Başkalarının sosyal, siyasal, kültürel tercihleri konusunda hoşgörülü olmak en doğru tercihtir. Çünkü insanların tercihlerine saygı duymadığımız sürece, başkalarından saygı beklemek çelişki olmaktan öte,  hem kişisel hem de çevre ilişkilerimizi bozup gerginleştirmekten başka bir işe yaramayacaktır.

Kimseye olduğundan farklı biri olarak dayatmada bulunmaya hakkımız yoktur.

Öncelikle kendimize “Farklılıkların bir büyük zenginlik” olduğu gerçeğini tekrar tekrar hatırlatmalıyız. Herkes kendi gerçekliğinde yol alıyor. Bizim tek yapabileceğimiz şey bir başkasının tercihlerine müdahale etmekten öte;

Gerçeğin tüm yalınlığı ile gösterilmesi adına, bilgilendirmek, enformasyonuna ışık tutmak, birlikte insan onuruna yaraşır bir yaşam yolunda sürdürmenin erdemlerini işaret etmekten öteye varmamalıdır.

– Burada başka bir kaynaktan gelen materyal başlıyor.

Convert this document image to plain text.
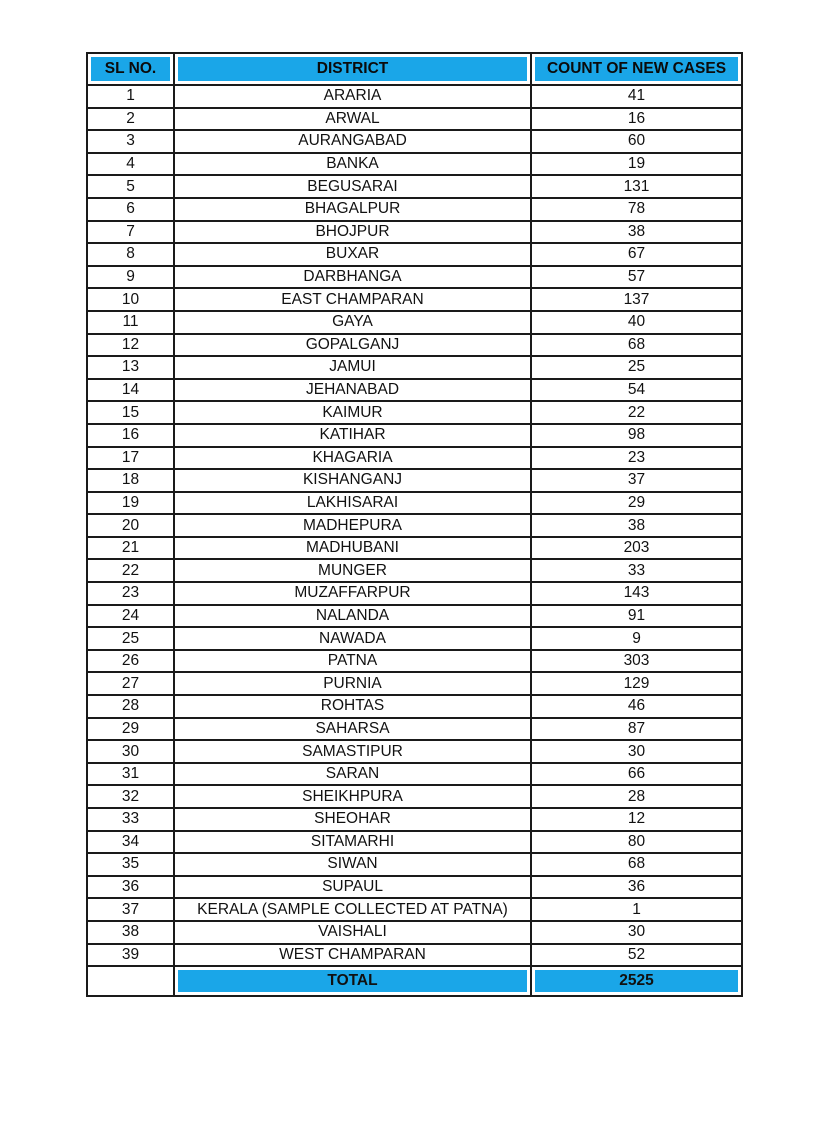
SL NO.	DISTRICT	COUNT OF NEW CASES
1	ARARIA	41
2	ARWAL	16
3	AURANGABAD	60
4	BANKA	19
5	BEGUSARAI	131
6	BHAGALPUR	78
7	BHOJPUR	38
8	BUXAR	67
9	DARBHANGA	57
10	EAST CHAMPARAN	137
11	GAYA	40
12	GOPALGANJ	68
13	JAMUI	25
14	JEHANABAD	54
15	KAIMUR	22
16	KATIHAR	98
17	KHAGARIA	23
18	KISHANGANJ	37
19	LAKHISARAI	29
20	MADHEPURA	38
21	MADHUBANI	203
22	MUNGER	33
23	MUZAFFARPUR	143
24	NALANDA	91
25	NAWADA	9
26	PATNA	303
27	PURNIA	129
28	ROHTAS	46
29	SAHARSA	87
30	SAMASTIPUR	30
31	SARAN	66
32	SHEIKHPURA	28
33	SHEOHAR	12
34	SITAMARHI	80
35	SIWAN	68
36	SUPAUL	36
37	KERALA (SAMPLE COLLECTED AT PATNA)	1
38	VAISHALI	30
39	WEST CHAMPARAN	52
	TOTAL	2525
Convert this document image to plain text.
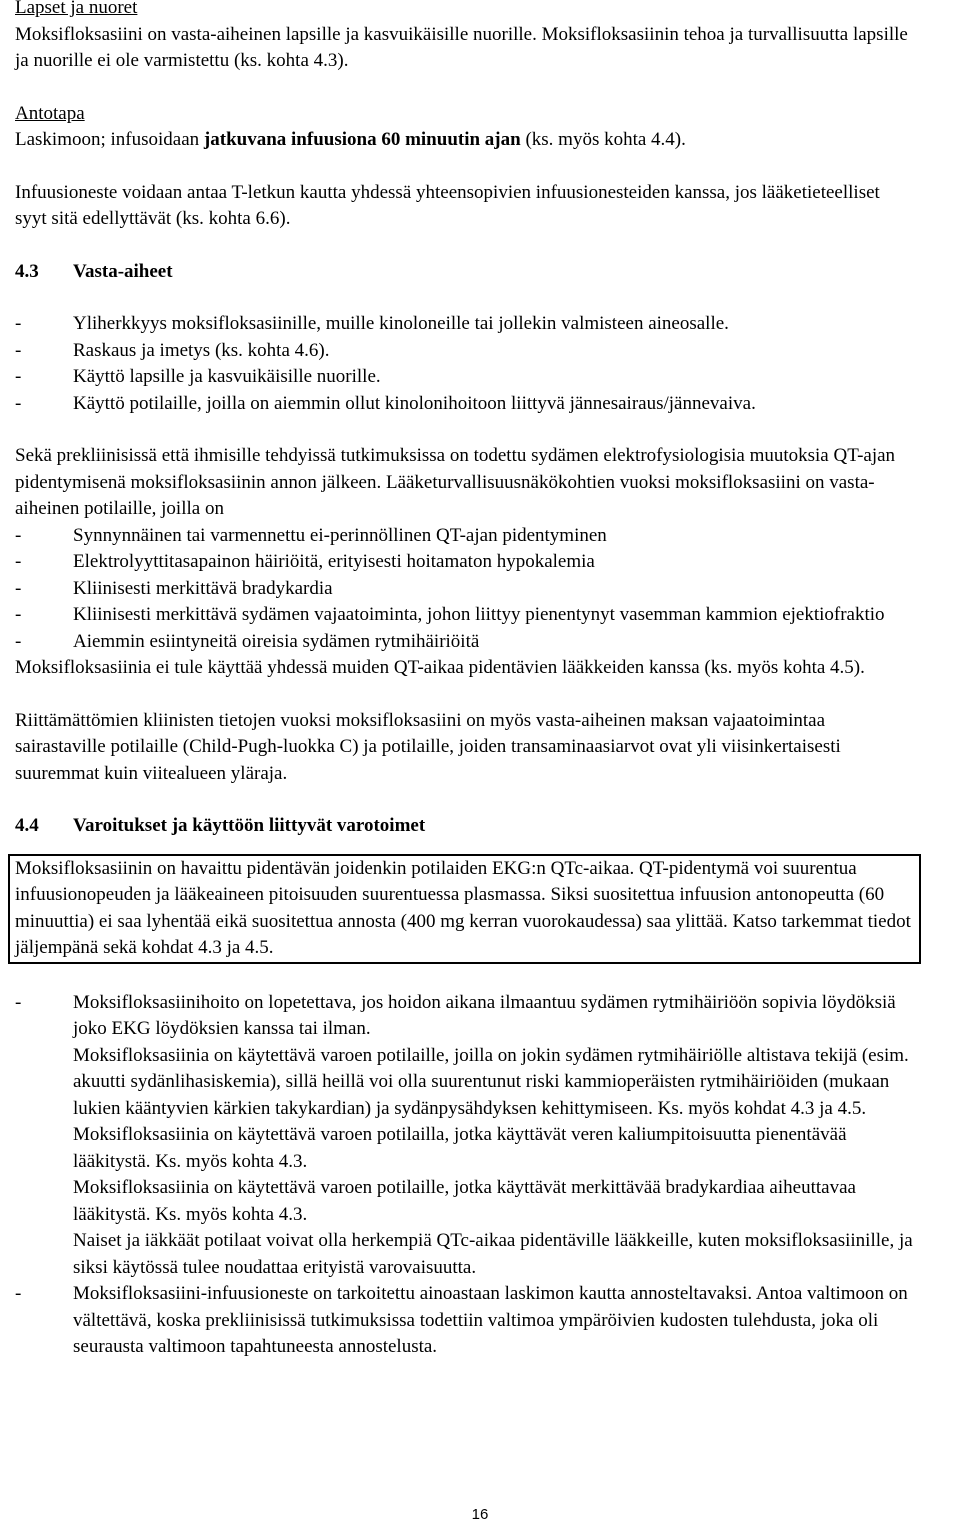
Lapset ja nuoret

Moksifloksasiini on vasta-aiheinen lapsille ja kasvuikäisille nuorille. Moksifloksasiinin tehoa ja turvallisuutta lapsille ja nuorille ei ole varmistettu (ks. kohta 4.3).

Antotapa

Laskimoon; infusoidaan jatkuvana infuusiona 60 minuutin ajan (ks. myös kohta 4.4).

Infuusioneste voidaan antaa T-letkun kautta yhdessä yhteensopivien infuusionesteiden kanssa, jos lääketieteelliset syyt sitä edellyttävät (ks. kohta 6.6).

4.3	Vasta-aiheet
-	Yliherkkyys moksifloksasiinille, muille kinoloneille tai jollekin valmisteen aineosalle.
-	Raskaus ja imetys (ks. kohta 4.6).
-	Käyttö lapsille ja kasvuikäisille nuorille.
-	Käyttö potilaille, joilla on aiemmin ollut kinolonihoitoon liittyvä jännesairaus/jännevaiva.

Sekä prekliinisissä että ihmisille tehdyissä tutkimuksissa on todettu sydämen elektrofysiologisia muutoksia QT-ajan pidentymisenä moksifloksasiinin annon jälkeen. Lääketurvallisuusnäkökohtien vuoksi moksifloksasiini on vasta-aiheinen potilaille, joilla on

-	Synnynnäinen tai varmennettu ei-perinnöllinen QT-ajan pidentyminen
-	Elektrolyyttitasapainon häiriöitä, erityisesti hoitamaton hypokalemia
-	Kliinisesti merkittävä bradykardia
-	Kliinisesti merkittävä sydämen vajaatoiminta, johon liittyy pienentynyt vasemman kammion ejektiofraktio
-	Aiemmin esiintyneitä oireisia sydämen rytmihäiriöitä

Moksifloksasiinia ei tule käyttää yhdessä muiden QT-aikaa pidentävien lääkkeiden kanssa (ks. myös kohta 4.5).

Riittämättömien kliinisten tietojen vuoksi moksifloksasiini on myös vasta-aiheinen maksan vajaatoimintaa sairastaville potilaille (Child-Pugh-luokka C) ja potilaille, joiden transaminaasiarvot ovat yli viisinkertaisesti suuremmat kuin viitealueen yläraja.

4.4	Varoitukset ja käyttöön liittyvät varotoimet

Moksifloksasiinin on havaittu pidentävän joidenkin potilaiden EKG:n QTc-aikaa. QT-pidentymä voi suurentua infuusionopeuden ja lääkeaineen pitoisuuden suurentuessa plasmassa. Siksi suositettua infuusion antonopeutta (60 minuuttia) ei saa lyhentää eikä suositettua annosta (400 mg kerran vuorokaudessa) saa ylittää. Katso tarkemmat tiedot jäljempänä sekä kohdat 4.3 ja 4.5.

-	Moksifloksasiinihoito on lopetettava, jos hoidon aikana ilmaantuu sydämen rytmihäiriöön sopivia löydöksiä joko EKG löydöksien kanssa tai ilman.
Moksifloksasiinia on käytettävä varoen potilaille, joilla on jokin sydämen rytmihäiriölle altistava tekijä (esim. akuutti sydänlihasiskemia), sillä heillä voi olla suurentunut riski kammioperäisten rytmihäiriöiden (mukaan lukien kääntyvien kärkien takykardian) ja sydänpysähdyksen kehittymiseen. Ks. myös kohdat 4.3 ja 4.5.
Moksifloksasiinia on käytettävä varoen potilailla, jotka käyttävät veren kaliumpitoisuutta pienentävää lääkitystä. Ks. myös kohta 4.3.
Moksifloksasiinia on käytettävä varoen potilaille, jotka käyttävät merkittävää bradykardiaa aiheuttavaa lääkitystä. Ks. myös kohta 4.3.
Naiset ja iäkkäät potilaat voivat olla herkempiä QTc-aikaa pidentäville lääkkeille, kuten moksifloksasiinille, ja siksi käytössä tulee noudattaa erityistä varovaisuutta.
-	Moksifloksasiini-infuusioneste on tarkoitettu ainoastaan laskimon kautta annosteltavaksi. Antoa valtimoon on vältettävä, koska prekliinisissä tutkimuksissa todettiin valtimoa ympäröivien kudosten tulehdusta, joka oli seurausta valtimoon tapahtuneesta annostelusta.
16
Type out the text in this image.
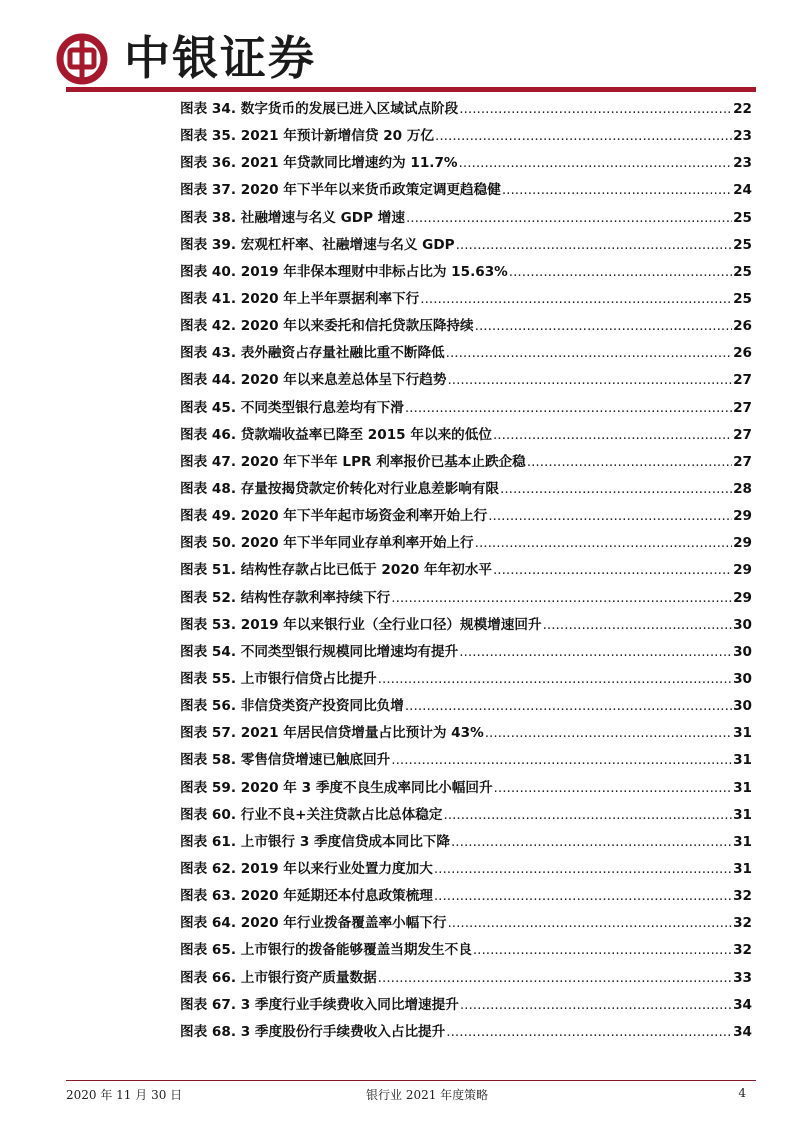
中银证券
图表 34. 数字货币的发展已进入区域试点阶段 .....	22
图表 35. 2021 年预计新增信贷 20 万亿 .....	23
图表 36. 2021 年贷款同比增速约为 11.7% .....	23
图表 37. 2020 年下半年以来货币政策定调更趋稳健 .....	24
图表 38. 社融增速与名义 GDP 增速 .....	25
图表 39. 宏观杠杆率、社融增速与名义 GDP .....	25
图表 40. 2019 年非保本理财中非标占比为 15.63% .....	25
图表 41. 2020 年上半年票据利率下行 .....	25
图表 42. 2020 年以来委托和信托贷款压降持续 .....	26
图表 43. 表外融资占存量社融比重不断降低 .....	26
图表 44. 2020 年以来息差总体呈下行趋势 .....	27
图表 45. 不同类型银行息差均有下滑 .....	27
图表 46. 贷款端收益率已降至 2015 年以来的低位 .....	27
图表 47. 2020 年下半年 LPR 利率报价已基本止跌企稳 .....	27
图表 48. 存量按揭贷款定价转化对行业息差影响有限 .....	28
图表 49. 2020 年下半年起市场资金利率开始上行 .....	29
图表 50. 2020 年下半年同业存单利率开始上行 .....	29
图表 51. 结构性存款占比已低于 2020 年年初水平 .....	29
图表 52. 结构性存款利率持续下行 .....	29
图表 53. 2019 年以来银行业（全行业口径）规模增速回升 .....	30
图表 54. 不同类型银行规模同比增速均有提升 .....	30
图表 55. 上市银行信贷占比提升 .....	30
图表 56. 非信贷类资产投资同比负增 .....	30
图表 57. 2021 年居民信贷增量占比预计为 43% .....	31
图表 58. 零售信贷增速已触底回升 .....	31
图表 59. 2020 年 3 季度不良生成率同比小幅回升 .....	31
图表 60. 行业不良+关注贷款占比总体稳定 .....	31
图表 61. 上市银行 3 季度信贷成本同比下降 .....	31
图表 62. 2019 年以来行业处置力度加大 .....	31
图表 63. 2020 年延期还本付息政策梳理 .....	32
图表 64. 2020 年行业拨备覆盖率小幅下行 .....	32
图表 65. 上市银行的拨备能够覆盖当期发生不良 .....	32
图表 66. 上市银行资产质量数据 .....	33
图表 67. 3 季度行业手续费收入同比增速提升 .....	34
图表 68. 3 季度股份行手续费收入占比提升 .....	34
2020 年 11 月 30 日	银行业 2021 年度策略	4
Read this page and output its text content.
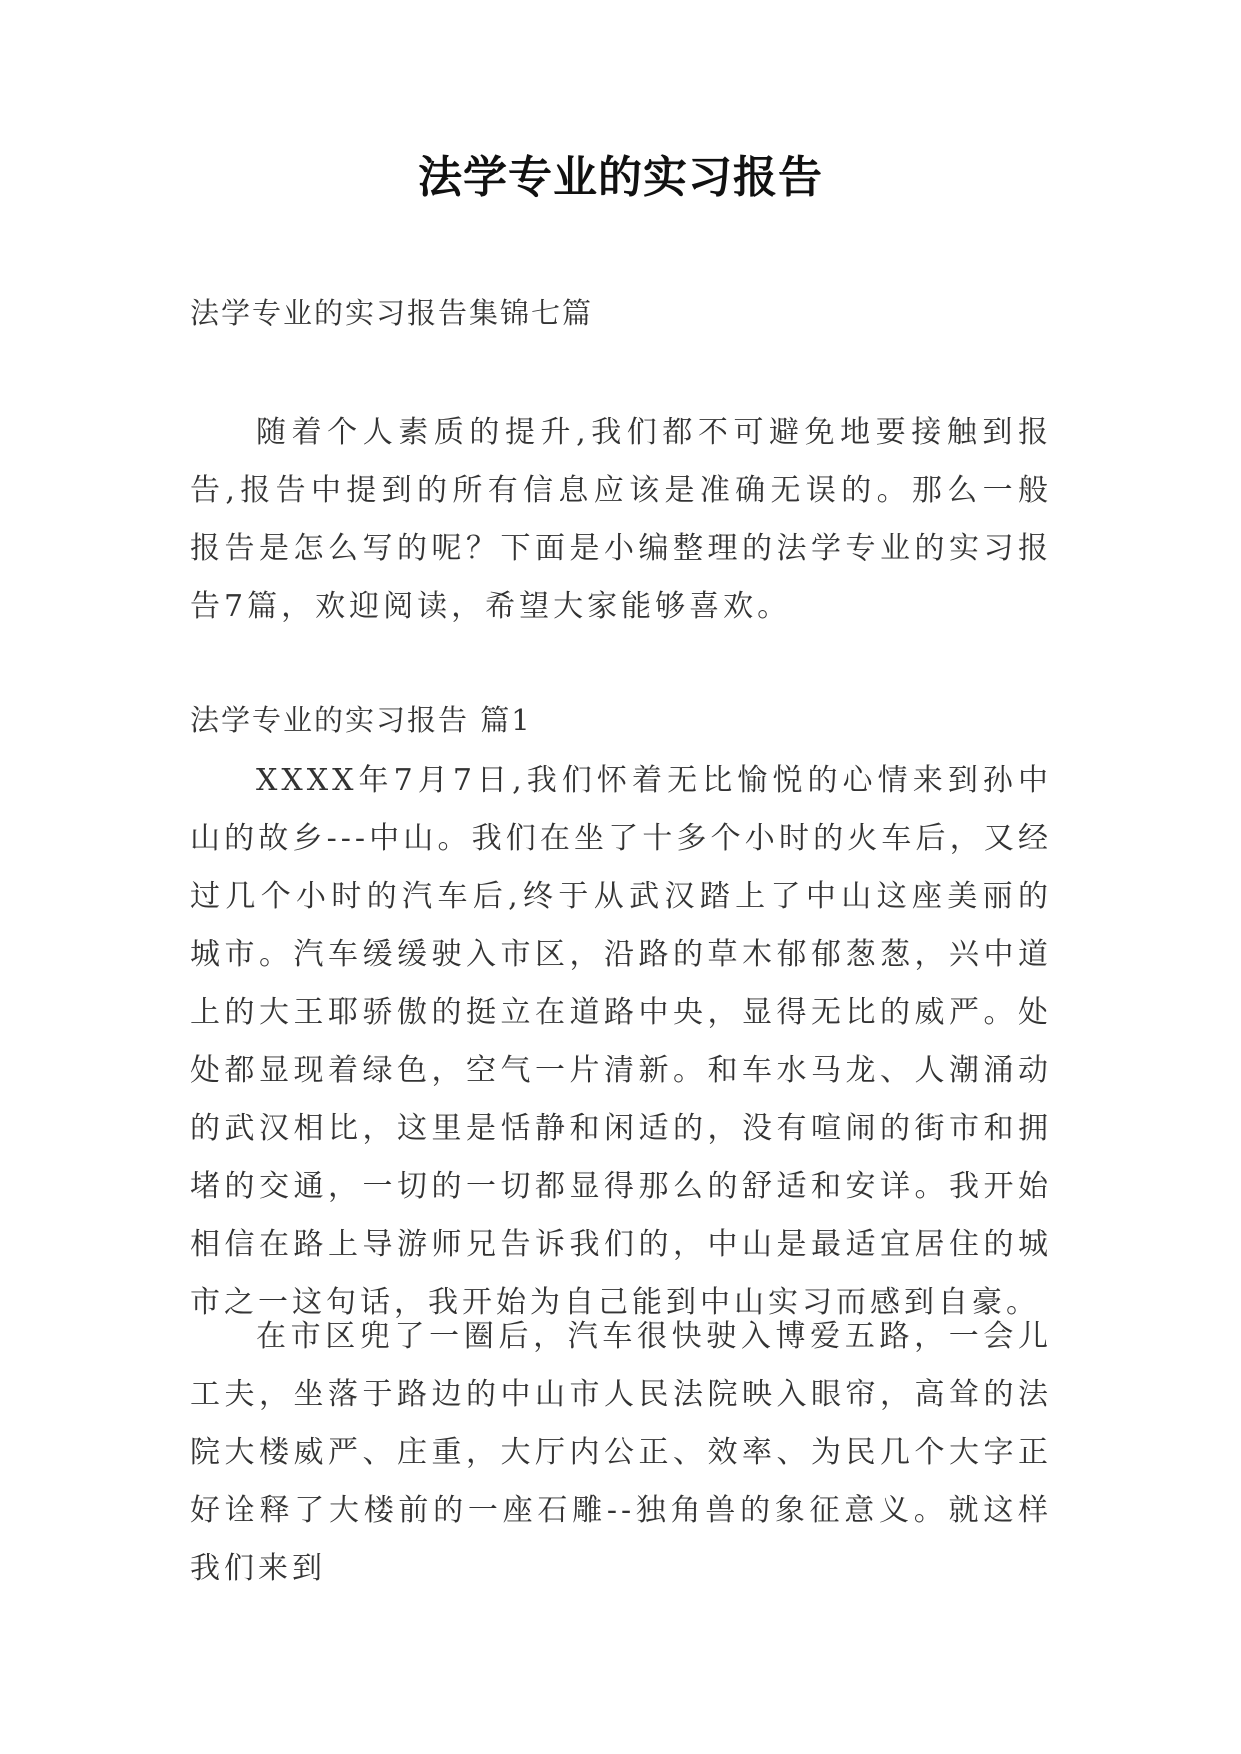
法学专业的实习报告

法学专业的实习报告集锦七篇

随着个人素质的提升,我们都不可避免地要接触到报告,报告中提到的所有信息应该是准确无误的。那么一般报告是怎么写的呢？下面是小编整理的法学专业的实习报告7篇，欢迎阅读，希望大家能够喜欢。

法学专业的实习报告 篇1

XXXX年7月7日,我们怀着无比愉悦的心情来到孙中山的故乡---中山。我们在坐了十多个小时的火车后，又经过几个小时的汽车后,终于从武汉踏上了中山这座美丽的城市。汽车缓缓驶入市区，沿路的草木郁郁葱葱，兴中道上的大王耶骄傲的挺立在道路中央，显得无比的威严。处处都显现着绿色，空气一片清新。和车水马龙、人潮涌动的武汉相比，这里是恬静和闲适的，没有喧闹的街市和拥堵的交通，一切的一切都显得那么的舒适和安详。我开始相信在路上导游师兄告诉我们的，中山是最适宜居住的城市之一这句话，我开始为自己能到中山实习而感到自豪。

在市区兜了一圈后，汽车很快驶入博爱五路，一会儿工夫，坐落于路边的中山市人民法院映入眼帘，高耸的法院大楼威严、庄重，大厅内公正、效率、为民几个大字正好诠释了大楼前的一座石雕--独角兽的象征意义。就这样我们来到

Bunun dışında yapabileceğimiz tek şey, kendi özgün alanımızda özü-sözü bir duruş sergileyip, örnek teşkil edebilmektir. Bir başkasını zor ve tehditle değiştiremezsiniz ve değiştirmeye de kalkışmamalısınız.

Siz sadece siz olun ve kendi ışığınızla çevrenizi aydınlatın. Işığınızdan yararlanmak isteyenler mutlaka yanınıza geleceklerdir.

Kendi değerlerimizi tüm yalınlığıyla bilmek ve ilkelerimizin peşinden gitmek, hayatın zor ve bazen de acıyla sarmal gerçekliğini değiştirmiyor elbet.

İşte bu yüzdendir ki, içsel barışı sağlamak kadar zorluklarla mücadele konusunda güçlü olmakta vaz geçilmezimiz olmalıdır. 

Yaşadığımız kaotik süreçler... Karşılaştığımız hırs ve ihtiras yoğun insan manzaraları saldırgan ve provokatif davranışlar karşısında sakin ama kararlı duruş sergilemeyi, yenilgilerde üzüntüye takılıp kalmak yerine, dersimizi alıp yolumuza devam etmeyi bilmeliyiz. Olaylar ve insanlar karşısında öfkemizi bastırmayı öğrenip,  öfkemizi yönetilebilir kılmak erdemdir deyip kısa bir egzersizi paylaşmak istiyorum;

 “ Öncelikle farklı bir alana, örneğin açık bir pencerenin önüne geçip gözlerinizi kapatıp, burnunuzdan deriiin nefesler çekerek ve ağzınızdan bu nefesleri vererek on dakika kadar devam edin

Sonrası yine gözler kapalı şekilde, ellerinizi kalbinize ve midenize koyarak,

Kendi iç dünyanızdan özlemlerinizi, sevdiklerinizi, umutlarınızı düşleyip olumlayın ve ardından gözlerinizi yavaşça aralayın.

Bunun rahatlatıcı, güven verici bir ön adım olduğunu göreceksiniz dostlarım.